Unlike some micro-maltings in Canada and Colorado that have a lot of experience in growing malting varieties of barley, Valley Malt is fairly new to the crop, so the malt provided to Cambridge Brewing Co. is often inconsistent. But Myers said it’s worth it to travel through all of the hiccups of small-farm operations to get to the unique flavors only found in the malt.
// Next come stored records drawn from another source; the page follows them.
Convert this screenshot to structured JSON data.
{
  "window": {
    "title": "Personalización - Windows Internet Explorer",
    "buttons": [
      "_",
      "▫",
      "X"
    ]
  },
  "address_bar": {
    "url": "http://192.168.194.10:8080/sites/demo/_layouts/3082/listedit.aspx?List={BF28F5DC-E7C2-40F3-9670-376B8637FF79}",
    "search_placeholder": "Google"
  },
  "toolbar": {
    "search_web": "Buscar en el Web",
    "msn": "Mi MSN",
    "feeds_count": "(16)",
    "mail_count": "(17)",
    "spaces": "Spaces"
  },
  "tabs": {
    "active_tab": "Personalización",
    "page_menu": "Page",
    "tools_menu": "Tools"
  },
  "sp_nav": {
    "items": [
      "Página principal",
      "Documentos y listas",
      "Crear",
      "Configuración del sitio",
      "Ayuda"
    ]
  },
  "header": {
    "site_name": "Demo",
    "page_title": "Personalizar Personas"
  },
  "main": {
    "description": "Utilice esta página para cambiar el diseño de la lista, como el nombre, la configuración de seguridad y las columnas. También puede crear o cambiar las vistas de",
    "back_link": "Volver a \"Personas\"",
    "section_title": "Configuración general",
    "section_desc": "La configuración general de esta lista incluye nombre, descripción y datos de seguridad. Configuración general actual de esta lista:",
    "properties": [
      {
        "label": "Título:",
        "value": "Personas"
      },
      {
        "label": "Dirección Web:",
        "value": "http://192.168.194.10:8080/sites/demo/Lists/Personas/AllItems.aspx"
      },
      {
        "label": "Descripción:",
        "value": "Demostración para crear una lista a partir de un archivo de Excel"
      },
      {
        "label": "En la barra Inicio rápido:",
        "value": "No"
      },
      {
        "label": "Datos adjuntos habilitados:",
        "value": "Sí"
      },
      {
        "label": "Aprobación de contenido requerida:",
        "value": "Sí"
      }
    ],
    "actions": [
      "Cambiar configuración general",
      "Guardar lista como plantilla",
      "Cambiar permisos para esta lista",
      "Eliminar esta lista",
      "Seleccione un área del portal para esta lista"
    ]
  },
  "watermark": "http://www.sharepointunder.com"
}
“We’re heading toward finding farmers who are willing to grow historic varieties and new breeds of malting variety grains for us,” he said. “The focus is really on flavor. One of the things that’s most enjoyable for us working with this is that you get different flavors. The protein might be a little high or something else might be a little off, but you are capitalizing on some new and interesting flavors as well as helping the economy and small family farms.”
Buy the farm
John Mallett, director of operations at Bell’s Brewery, said about five to seven years ago, that brewery bought some land in mid-central Michigan to grow its own barley.
“The picture on the bottle is actually the barley field at the brewery,” he said, pointing to a bottle of the brewery’s Christmas Ale. “We wanted to grow barley, and there was a farmer up there who had successfully made it to the Anheuser-Busch specification. So, we contracted with that farmer to grow barley for us.”
The beer is a Scotch ale weighing in at 5.4 percent alcohol by volume
“This is the harvest festival beer for us; this is barley that was still seed sitting in a farmer’s shed at this time last year,” Mallett said. “We wanted to make something that’s really soft and easy to drink that celebrates the flavor of what the malt can bring.”
Mallett said large brewers aren’t necessarily looking for big, malty flavors, so the craft beer industry is really the driving force behind resurrecting some of the older styles of barley.
“It’s possible to coax a lot of complexity out of something that’s very simple,” Myers said. “We’re relying on the yeast and the malt talking to each other and bringing out the best qualities of each.”
“There are research efforts going on where we’re growing some historic barleys,” Mallett said. “For the beer lovers, we’re going to see some cool stuff in the coming years.”